Exit rule #3: Never, ever go “dark”
When prospective startups come to Treble for a project, I am more than likely going to say “no”.
Media relations is a marathon, not a sprint. In my humble opinion, one of the worst things a company can do is to make a big splash in the press and then go ‘dark’. By dark, I mean waiting to engage media until your ‘next big announcement’. That’s because by the time your next big announcement comes around, you’ve already lost the battle. The media isn’t paying attention to you anymore.
The biggest thing every startup can do is to use content and trendjacking to create a steady cadence of media coverage. The results are ideally two-fold: First, increased inbound customer and partnership opportunities that drive revenue. Second, getting on the radar of potential acquirers who would are increasingly utilizing M&A to stay ahead rather than absorbing the R&D costs of building it themselves.
Companies like Symantec, HP, and Cisco may recognize that young startups are outdoing them and make a move to acquire them. Some of them will recognize value in these startups and say ‘I got to get me some of that’ and acquire it, and some of (the startups) will fight it off and say they want to be the next big incumbent. I think these big guys realize that there’s money to be made here. We’re not the greatest at innovating, but these young startups are.
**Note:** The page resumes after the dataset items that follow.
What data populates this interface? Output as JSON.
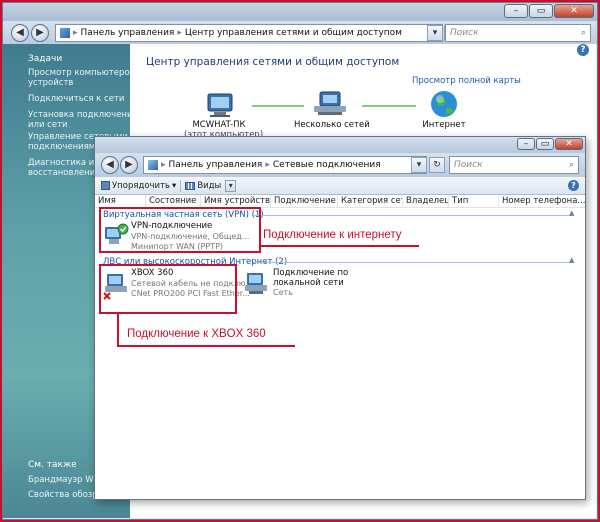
{
  "back_window": {
    "breadcrumb": [
      "Панель управления",
      "Центр управления сетями и общим доступом"
    ],
    "search_placeholder": "Поиск",
    "window_buttons": {
      "minimize": "–",
      "maximize": "▭",
      "close": "✕"
    },
    "left_pane": {
      "heading": "Задачи",
      "tasks": [
        "Просмотр компьютеров и устройств",
        "Подключиться к сети",
        "Установка подключения или сети",
        "Управление сетевыми подключениями",
        "Диагностика и восстановление"
      ],
      "see_also": [
        "См. также",
        "Брандмауэр Windows",
        "Свойства обозревателя"
      ]
    },
    "main": {
      "title": "Центр управления сетями и общим доступом",
      "map_link": "Просмотр полной карты",
      "nodes": [
        {
          "label": "MCWHAT-ПК",
          "sub": "(этот компьютер)"
        },
        {
          "label": "Несколько сетей"
        },
        {
          "label": "Интернет"
        }
      ]
    }
  },
  "front_window": {
    "breadcrumb": [
      "Панель управления",
      "Сетевые подключения"
    ],
    "search_placeholder": "Поиск",
    "toolbar": {
      "organize_label": "Упорядочить",
      "views_label": "Виды"
    },
    "columns": [
      "Имя",
      "Состояние",
      "Имя устройства",
      "Подключение",
      "Категория сети",
      "Владелец",
      "Тип",
      "Номер телефона..."
    ],
    "groups": [
      {
        "title": "Виртуальная частная сеть (VPN) (1)",
        "items": [
          {
            "name": "VPN-подключение",
            "status": "VPN-подключение, Общед...",
            "device": "Минипорт WAN (PPTP)"
          }
        ]
      },
      {
        "title": "ЛВС или высокоскоростной Интернет (2)",
        "items": [
          {
            "name": "XBOX 360",
            "status": "Сетевой кабель не подклю...",
            "device": "CNet PRO200 PCI Fast Ether..."
          },
          {
            "name": "Подключение по локальной сети",
            "status": "Сеть",
            "device": ""
          }
        ]
      }
    ]
  },
  "annotations": {
    "internet_label": "Подключение к интернету",
    "xbox_label": "Подключение к XBOX 360",
    "color": "#c8102e"
  }
}
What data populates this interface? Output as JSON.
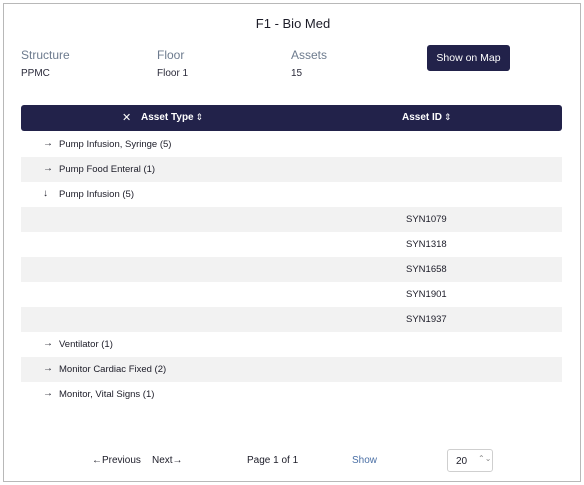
{
  "title": "F1 - Bio Med",
  "meta": {
    "structure_label": "Structure",
    "structure_value": "PPMC",
    "floor_label": "Floor",
    "floor_value": "Floor 1",
    "assets_label": "Assets",
    "assets_value": "15"
  },
  "show_on_map_label": "Show on Map",
  "table": {
    "clear_icon": "✕",
    "col_type": "Asset Type",
    "col_id": "Asset ID",
    "sort_icon": "⇕",
    "rows": [
      {
        "arrow": "→",
        "label": "Pump Infusion, Syringe (5)",
        "id": ""
      },
      {
        "arrow": "→",
        "label": "Pump Food Enteral (1)",
        "id": ""
      },
      {
        "arrow": "↓",
        "label": "Pump Infusion (5)",
        "id": ""
      },
      {
        "arrow": "",
        "label": "",
        "id": "SYN1079"
      },
      {
        "arrow": "",
        "label": "",
        "id": "SYN1318"
      },
      {
        "arrow": "",
        "label": "",
        "id": "SYN1658"
      },
      {
        "arrow": "",
        "label": "",
        "id": "SYN1901"
      },
      {
        "arrow": "",
        "label": "",
        "id": "SYN1937"
      },
      {
        "arrow": "→",
        "label": "Ventilator (1)",
        "id": ""
      },
      {
        "arrow": "→",
        "label": "Monitor Cardiac Fixed (2)",
        "id": ""
      },
      {
        "arrow": "→",
        "label": "Monitor, Vital Signs (1)",
        "id": ""
      }
    ]
  },
  "pagination": {
    "previous": "←Previous",
    "next": "Next→",
    "page_info": "Page 1 of 1",
    "show_label": "Show",
    "page_size": "20",
    "stepper_icon": "⌃⌄"
  },
  "colors": {
    "accent": "#22224a",
    "label": "#6d7b8e",
    "row_alt": "#f2f2f2"
  }
}
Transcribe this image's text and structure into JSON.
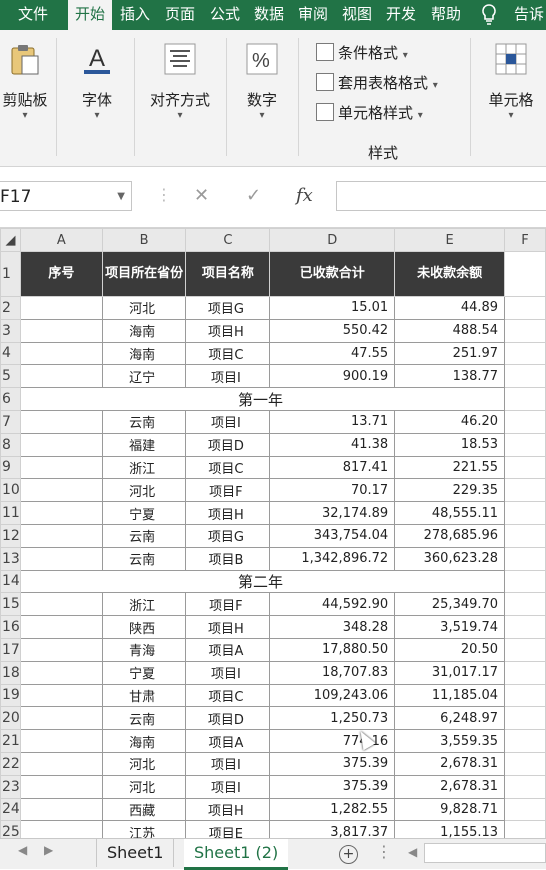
{
  "ribbon_tabs": [
    "文件",
    "开始",
    "插入",
    "页面",
    "公式",
    "数据",
    "审阅",
    "视图",
    "开发",
    "帮助",
    "告诉"
  ],
  "active_tab": "开始",
  "tell_icon": "lightbulb-icon",
  "ribbon": {
    "clipboard": "剪贴板",
    "font": "字体",
    "align": "对齐方式",
    "number": "数字",
    "cond_format": "条件格式",
    "table_format": "套用表格格式",
    "cell_style": "单元格样式",
    "styles_group": "样式",
    "cells": "单元格"
  },
  "formula_bar": {
    "name_box": "F17",
    "fx": "fx",
    "cancel": "✕",
    "enter": "✓"
  },
  "columns": [
    "A",
    "B",
    "C",
    "D",
    "E",
    "F"
  ],
  "header_row": {
    "row": "1",
    "a": "序号",
    "b": "项目所在省份",
    "c": "项目名称",
    "d": "已收款合计",
    "e": "未收款余额"
  },
  "rows": [
    {
      "row": "2",
      "b": "河北",
      "c": "项目G",
      "d": "15.01",
      "e": "44.89"
    },
    {
      "row": "3",
      "b": "海南",
      "c": "项目H",
      "d": "550.42",
      "e": "488.54"
    },
    {
      "row": "4",
      "b": "海南",
      "c": "项目C",
      "d": "47.55",
      "e": "251.97"
    },
    {
      "row": "5",
      "b": "辽宁",
      "c": "项目I",
      "d": "900.19",
      "e": "138.77"
    },
    {
      "row": "6",
      "merged": "第一年"
    },
    {
      "row": "7",
      "b": "云南",
      "c": "项目I",
      "d": "13.71",
      "e": "46.20"
    },
    {
      "row": "8",
      "b": "福建",
      "c": "项目D",
      "d": "41.38",
      "e": "18.53"
    },
    {
      "row": "9",
      "b": "浙江",
      "c": "项目C",
      "d": "817.41",
      "e": "221.55"
    },
    {
      "row": "10",
      "b": "河北",
      "c": "项目F",
      "d": "70.17",
      "e": "229.35"
    },
    {
      "row": "11",
      "b": "宁夏",
      "c": "项目H",
      "d": "32,174.89",
      "e": "48,555.11"
    },
    {
      "row": "12",
      "b": "云南",
      "c": "项目G",
      "d": "343,754.04",
      "e": "278,685.96"
    },
    {
      "row": "13",
      "b": "云南",
      "c": "项目B",
      "d": "1,342,896.72",
      "e": "360,623.28"
    },
    {
      "row": "14",
      "merged": "第二年"
    },
    {
      "row": "15",
      "b": "浙江",
      "c": "项目F",
      "d": "44,592.90",
      "e": "25,349.70"
    },
    {
      "row": "16",
      "b": "陕西",
      "c": "项目H",
      "d": "348.28",
      "e": "3,519.74"
    },
    {
      "row": "17",
      "b": "青海",
      "c": "项目A",
      "d": "17,880.50",
      "e": "20.50"
    },
    {
      "row": "18",
      "b": "宁夏",
      "c": "项目I",
      "d": "18,707.83",
      "e": "31,017.17"
    },
    {
      "row": "19",
      "b": "甘肃",
      "c": "项目C",
      "d": "109,243.06",
      "e": "11,185.04"
    },
    {
      "row": "20",
      "b": "云南",
      "c": "项目D",
      "d": "1,250.73",
      "e": "6,248.97"
    },
    {
      "row": "21",
      "b": "海南",
      "c": "项目A",
      "d": "774.16",
      "e": "3,559.35"
    },
    {
      "row": "22",
      "b": "河北",
      "c": "项目I",
      "d": "375.39",
      "e": "2,678.31"
    },
    {
      "row": "23",
      "b": "河北",
      "c": "项目I",
      "d": "375.39",
      "e": "2,678.31"
    },
    {
      "row": "24",
      "b": "西藏",
      "c": "项目H",
      "d": "1,282.55",
      "e": "9,828.71"
    },
    {
      "row": "25",
      "b": "江苏",
      "c": "项目E",
      "d": "3,817.37",
      "e": "1,155.13"
    }
  ],
  "sheets": [
    "Sheet1",
    "Sheet1 (2)"
  ],
  "active_sheet": "Sheet1 (2)",
  "colors": {
    "accent": "#217346",
    "header_fill": "#3a3a3a"
  }
}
Key takeaway: We are in the midst of an M&A boom where it’s cheaper and more efficient for a global incumbent market leader to acquire an innovative startup at a healthy premium. The ones that get acquired tend to very clearly solve a niche problem. Utilize the power of the media to make yourself visible to decision makers at these organizations.
Every startup is looking for some type of exit, whether it’s via acquisition or IPO. By having a gameplan for PR similar to your product roadmap, you dramatically increase your odds.